David may have been down but he wasn’t out, with determination and grit he learnt to walk again with prosthetics and transitioned back into society. Then came a chance encounter with Terry Mason, a local wheelchair tennis player, David reignited a passion for Tennis that he had as a young boy with coach Allan McDonald at Toukley Tennis Club.

Thus began a journey that lasted 15 years on the International Wheelchair Tennis Tour. David turned Professional in 1990 and a few seasons later moved to Boulder, Colorado and teamed up with coach Rich Berman.  A year later in 1995 David made wheelchair tennis history by becoming the first foreign player to win the Men’s Singles at the US Open.

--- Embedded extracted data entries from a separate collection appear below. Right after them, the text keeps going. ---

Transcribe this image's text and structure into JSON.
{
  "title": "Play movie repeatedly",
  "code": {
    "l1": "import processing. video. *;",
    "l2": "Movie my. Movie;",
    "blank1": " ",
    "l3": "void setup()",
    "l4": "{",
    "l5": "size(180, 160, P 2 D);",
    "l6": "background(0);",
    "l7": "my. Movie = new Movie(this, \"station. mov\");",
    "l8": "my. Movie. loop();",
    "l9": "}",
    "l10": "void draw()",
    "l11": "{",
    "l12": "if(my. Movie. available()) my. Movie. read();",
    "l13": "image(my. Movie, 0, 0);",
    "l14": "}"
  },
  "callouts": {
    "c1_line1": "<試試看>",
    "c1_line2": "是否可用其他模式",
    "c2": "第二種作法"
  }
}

That year David finished World Number 1, the first Australian to ever do so. Over the course of his illustrious career David would win over 80 tournaments including 9 Australian Opens, 8 US Opens, 7 British Opens, 8 Japan Opens and 2 season ending NEC Masters Championships. David also finished year-end World Number 1 on 6 occasions and whilst playing for Australia won the World Team Cup 4 times.

David’s finest victory however occurred on October the 28th, 2000 when our nation witnessed the most memorable wheelchair tennis match ever played when at the Sydney Paralympic Games in front of 10,000 screaming hometown fans he won Australia’s first ever Gold Medal in the Men’s Singles Competition.

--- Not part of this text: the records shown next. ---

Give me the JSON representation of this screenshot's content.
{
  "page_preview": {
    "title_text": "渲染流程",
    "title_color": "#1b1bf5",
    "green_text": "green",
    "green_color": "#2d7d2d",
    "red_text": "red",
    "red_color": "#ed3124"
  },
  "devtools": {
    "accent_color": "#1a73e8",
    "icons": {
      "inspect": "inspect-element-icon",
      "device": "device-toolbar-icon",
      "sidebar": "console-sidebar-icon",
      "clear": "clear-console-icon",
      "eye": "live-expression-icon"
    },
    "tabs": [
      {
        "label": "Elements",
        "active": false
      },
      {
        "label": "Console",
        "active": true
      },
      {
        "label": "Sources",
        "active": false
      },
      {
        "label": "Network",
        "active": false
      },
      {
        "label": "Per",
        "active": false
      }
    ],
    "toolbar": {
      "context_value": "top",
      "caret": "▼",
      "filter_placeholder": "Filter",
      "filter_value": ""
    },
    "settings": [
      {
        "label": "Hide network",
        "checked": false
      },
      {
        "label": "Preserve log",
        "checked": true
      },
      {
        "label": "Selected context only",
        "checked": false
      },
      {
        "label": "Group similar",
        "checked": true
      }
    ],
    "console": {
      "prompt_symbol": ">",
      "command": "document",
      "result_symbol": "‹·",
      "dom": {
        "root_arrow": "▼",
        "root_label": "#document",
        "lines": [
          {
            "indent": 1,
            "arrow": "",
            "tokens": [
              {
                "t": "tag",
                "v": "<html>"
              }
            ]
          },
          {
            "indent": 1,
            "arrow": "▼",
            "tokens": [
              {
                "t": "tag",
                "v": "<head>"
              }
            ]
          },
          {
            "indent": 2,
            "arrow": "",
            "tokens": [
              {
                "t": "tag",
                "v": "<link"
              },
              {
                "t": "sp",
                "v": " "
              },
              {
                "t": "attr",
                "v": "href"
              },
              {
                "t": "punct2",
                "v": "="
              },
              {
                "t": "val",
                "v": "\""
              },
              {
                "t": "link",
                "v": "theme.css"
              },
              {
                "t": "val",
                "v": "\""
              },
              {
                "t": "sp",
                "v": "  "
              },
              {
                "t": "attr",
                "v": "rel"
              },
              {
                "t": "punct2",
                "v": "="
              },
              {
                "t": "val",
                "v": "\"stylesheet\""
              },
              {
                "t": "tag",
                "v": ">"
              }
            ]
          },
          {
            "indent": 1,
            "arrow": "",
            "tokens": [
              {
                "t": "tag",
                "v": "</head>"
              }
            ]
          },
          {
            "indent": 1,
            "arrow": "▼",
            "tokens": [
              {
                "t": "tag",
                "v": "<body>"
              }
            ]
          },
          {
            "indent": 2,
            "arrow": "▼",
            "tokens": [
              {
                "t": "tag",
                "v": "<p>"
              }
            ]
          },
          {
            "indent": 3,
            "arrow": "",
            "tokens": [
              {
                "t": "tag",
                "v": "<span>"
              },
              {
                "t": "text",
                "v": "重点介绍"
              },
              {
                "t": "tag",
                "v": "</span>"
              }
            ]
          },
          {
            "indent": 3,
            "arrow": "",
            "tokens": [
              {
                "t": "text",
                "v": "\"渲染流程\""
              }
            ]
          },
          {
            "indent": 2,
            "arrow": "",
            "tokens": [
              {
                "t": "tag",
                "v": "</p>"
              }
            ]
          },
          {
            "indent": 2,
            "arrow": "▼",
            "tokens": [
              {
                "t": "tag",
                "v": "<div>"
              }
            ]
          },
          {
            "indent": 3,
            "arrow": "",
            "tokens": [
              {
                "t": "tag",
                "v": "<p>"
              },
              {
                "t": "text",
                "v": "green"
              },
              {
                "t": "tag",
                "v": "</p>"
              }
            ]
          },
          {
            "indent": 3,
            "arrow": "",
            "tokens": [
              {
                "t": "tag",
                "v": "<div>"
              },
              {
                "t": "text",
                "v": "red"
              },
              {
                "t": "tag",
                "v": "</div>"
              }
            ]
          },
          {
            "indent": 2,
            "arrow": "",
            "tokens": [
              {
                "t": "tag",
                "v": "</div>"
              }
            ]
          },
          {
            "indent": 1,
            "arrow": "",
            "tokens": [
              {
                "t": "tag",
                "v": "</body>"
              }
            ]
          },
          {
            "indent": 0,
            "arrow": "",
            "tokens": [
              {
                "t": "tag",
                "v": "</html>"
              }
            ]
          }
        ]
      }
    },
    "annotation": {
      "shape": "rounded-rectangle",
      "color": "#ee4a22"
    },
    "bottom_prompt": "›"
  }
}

In addition to the Sydney Gold medal for Singles David won Silver in Doubles. At the Atlanta Paralympics in 1996 he won Bronze in the Singles and Silver in Doubles and at the Athens Paralympics in 2004 David won Silver in Singles and Bronze in Doubles.

After retiring at the end of the 2005 season David was inducted into the Australian Sport Hall of Fame in 2010, only the second athlete with a disability to achieve such as honour.  In 2015 he was inducted into the   Australian Tennis Hall of Fame in a memorable ceremony on Rod Laver Arena where his bronze bust was unveiled in front of a full stadium, it now resides in Garden Square at the Australian Open with the other great Tennis Champions such as Rosewall, Hoad, Newcombe and Goolagong.

Also in 2015 David was inducted into the International Tennis Hall of Fame in Newport, Rhode Island where he was introduced by his long-term coach Rich Berman and with Billie Jean King looking on David made an emotional speech revealing what Tennis has given him throughout his life.